Benjamin Lewis enlisted into the Continental Army’s First Maryland Regiment on February 3, 1776. At the time of the Battle of Brooklyn (otherwise known as the Battle of Long Island) on August 27, 1776, Lewis was a drummer within Captain Patrick Sim’s Second Company. Although the battle was a defeat for the Americans, the valiant defense by Lewis and the other soldiers of the “Maryland 400” held off the British long enough to allow much of the trapped American army to escape. Lewis was one of the lucky soldiers who survived that day, his company losing fewer than ten men. [1]

Drummers served an important role during the Revolutionary War as non-commissioned officers, receiving the same pay as corporals. For the Continental Army, a majority of musical units consisted of at least one fifer and one drummer. Although regiments from Maryland were usually short musicians, the Second Company kept both their fifer and their drummer until the reestablishment of the regiment on December 10, 1776. [2]

Music was important in regulating the lives of soldiers in the Continental Army, with fifes and drums commanding soldiers with standardized tunes and signals. These musicians helped maintain discipline and efficiency within the Continental Army by sounding the signals of the day, ordering the soldiers to march, and regulating speed of soldier's steps. Fifes and drums worked in unison, playing popular tunes during camps or long marches, meaning that Lewis worked with the company's fifer, Thomas Horson.
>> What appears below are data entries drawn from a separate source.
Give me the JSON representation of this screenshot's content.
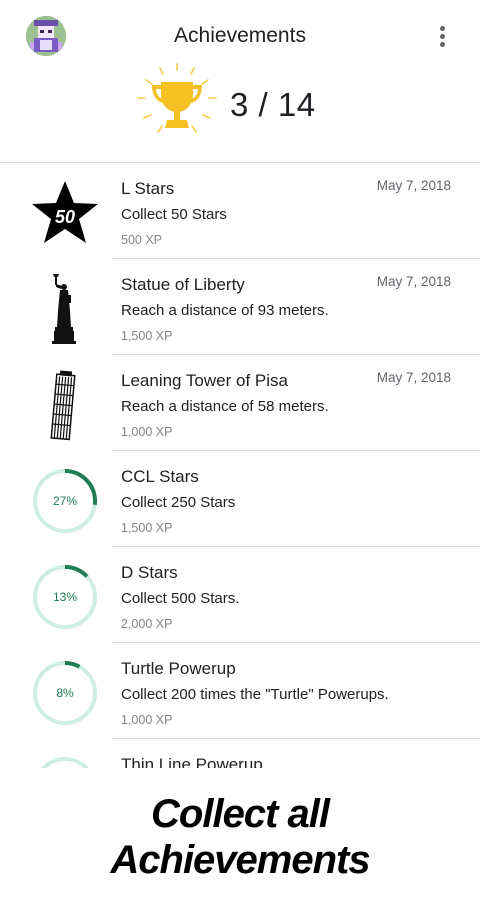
{
  "header": {
    "title": "Achievements",
    "menu_icon": "more-vert-icon",
    "avatar_icon": "avatar"
  },
  "summary": {
    "trophy_icon": "trophy-icon",
    "unlocked": 3,
    "total": 14,
    "text": "3 / 14",
    "accent_color": "#f7c531"
  },
  "achievements": [
    {
      "name": "L Stars",
      "description": "Collect 50 Stars",
      "xp": "500 XP",
      "date": "May 7, 2018",
      "state": "unlocked",
      "icon": "star-50-icon",
      "icon_text": "50"
    },
    {
      "name": "Statue of Liberty",
      "description": "Reach a distance of 93 meters.",
      "xp": "1,500 XP",
      "date": "May 7, 2018",
      "state": "unlocked",
      "icon": "statue-of-liberty-icon"
    },
    {
      "name": "Leaning Tower of Pisa",
      "description": "Reach a distance of 58 meters.",
      "xp": "1,000 XP",
      "date": "May 7, 2018",
      "state": "unlocked",
      "icon": "leaning-tower-icon"
    },
    {
      "name": "CCL Stars",
      "description": "Collect 250 Stars",
      "xp": "1,500 XP",
      "state": "in-progress",
      "progress": 0.27,
      "progress_label": "27%",
      "icon": "progress-ring"
    },
    {
      "name": "D Stars",
      "description": "Collect 500 Stars.",
      "xp": "2,000 XP",
      "state": "in-progress",
      "progress": 0.13,
      "progress_label": "13%",
      "icon": "progress-ring"
    },
    {
      "name": "Turtle Powerup",
      "description": "Collect 200 times the \"Turtle\" Powerups.",
      "xp": "1,000 XP",
      "state": "in-progress",
      "progress": 0.08,
      "progress_label": "8%",
      "icon": "progress-ring"
    },
    {
      "name": "Thin Line Powerup",
      "state": "in-progress",
      "icon": "progress-ring"
    }
  ],
  "caption": {
    "line1": "Collect all",
    "line2": "Achievements"
  },
  "colors": {
    "ring_track": "#cdeee0",
    "ring_fill": "#1e7d55",
    "divider": "#dadce0"
  }
}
After the Battle of White Plains, the Battle of Trenton, and the Battle of Princeton, Lewis reenlisted as a private on December 10, 1776. After the reestablishment of a restructured First Maryland Regiment, these Marylanders went on to participate in every main battle fought by the Continental Army until 1780. In these battles, the new recruits to Maryland’s forces were provided with a hardened core of experienced soldiers like Lewis who were able to provide them with stability, strength, and the experience of prior confrontations. This helped with the campaign of 1777, where the First Maryland Regiment acted as a crucial aspect of Washington’s offensive force.
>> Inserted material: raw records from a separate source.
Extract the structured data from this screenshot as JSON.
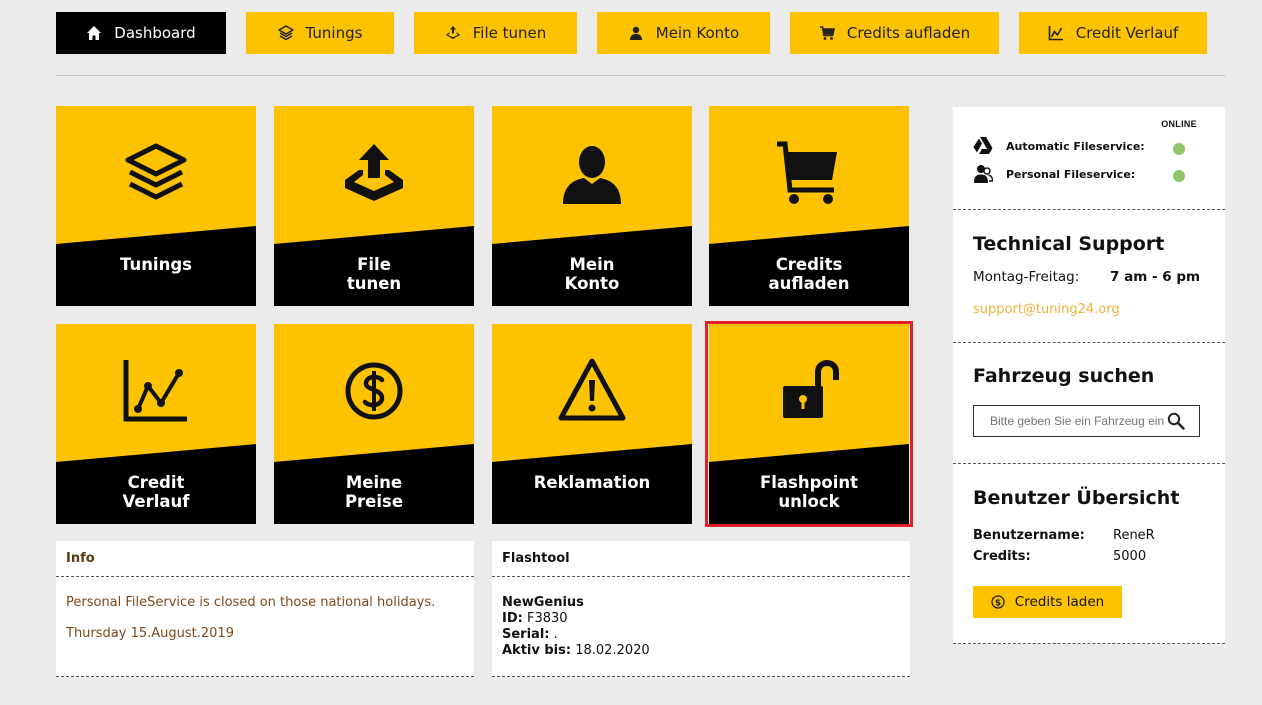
{
  "nav": [
    {
      "label": "Dashboard",
      "icon": "home-icon"
    },
    {
      "label": "Tunings",
      "icon": "layers-icon"
    },
    {
      "label": "File tunen",
      "icon": "upload-icon"
    },
    {
      "label": "Mein Konto",
      "icon": "user-icon"
    },
    {
      "label": "Credits aufladen",
      "icon": "cart-icon"
    },
    {
      "label": "Credit Verlauf",
      "icon": "chart-icon"
    }
  ],
  "tiles": [
    {
      "l1": "Tunings",
      "l2": "",
      "icon": "layers-icon"
    },
    {
      "l1": "File",
      "l2": "tunen",
      "icon": "upload-icon"
    },
    {
      "l1": "Mein",
      "l2": "Konto",
      "icon": "user-icon"
    },
    {
      "l1": "Credits",
      "l2": "aufladen",
      "icon": "cart-icon"
    },
    {
      "l1": "Credit",
      "l2": "Verlauf",
      "icon": "chart-icon"
    },
    {
      "l1": "Meine",
      "l2": "Preise",
      "icon": "dollar-icon"
    },
    {
      "l1": "Reklamation",
      "l2": "",
      "icon": "warning-icon"
    },
    {
      "l1": "Flashpoint",
      "l2": "unlock",
      "icon": "unlock-icon"
    }
  ],
  "info": {
    "title": "Info",
    "line1": "Personal FileService is closed on those national holidays.",
    "line2": "Thursday 15.August.2019"
  },
  "flashtool": {
    "title": "Flashtool",
    "name": "NewGenius",
    "id_label": "ID:",
    "id_value": "F3830",
    "serial_label": "Serial:",
    "serial_value": ".",
    "aktiv_label": "Aktiv bis:",
    "aktiv_value": "18.02.2020"
  },
  "status": {
    "header": "ONLINE",
    "automatic": "Automatic Fileservice:",
    "personal": "Personal Fileservice:",
    "online_color": "#8cc56b"
  },
  "support": {
    "title": "Technical Support",
    "days": "Montag-Freitag:",
    "hours": "7 am - 6 pm",
    "email": "support@tuning24.org"
  },
  "vehicle_search": {
    "title": "Fahrzeug suchen",
    "placeholder": "Bitte geben Sie ein Fahrzeug ein"
  },
  "user": {
    "title": "Benutzer Übersicht",
    "username_label": "Benutzername:",
    "username": "ReneR",
    "credits_label": "Credits:",
    "credits": "5000",
    "button": "Credits laden"
  },
  "colors": {
    "accent": "#fdc300",
    "highlight": "#e2202c"
  }
}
Lewis served until his death on April 10, 1777. The cause of his death is unknown. Deaths in camp from illness were common. [3]

-Taylor Blades, 2017


[1] Muster Rolls and Other Records of Service of Maryland Troops in the American Revolution, Archives of Maryland Online, vol. 18, p. 7.

[2] Pay abstract of the First Battalion and five independent companies of MD Regulars, 30 Sep-10 Dec, 1776, Maryland State Papers, Series A, Box 1, No. 108, MdHR 6636-1-108 [MSA S1004-1-87, 1/7/3/25].

[3] Archives of Maryland Online, vol. 18, p. 131.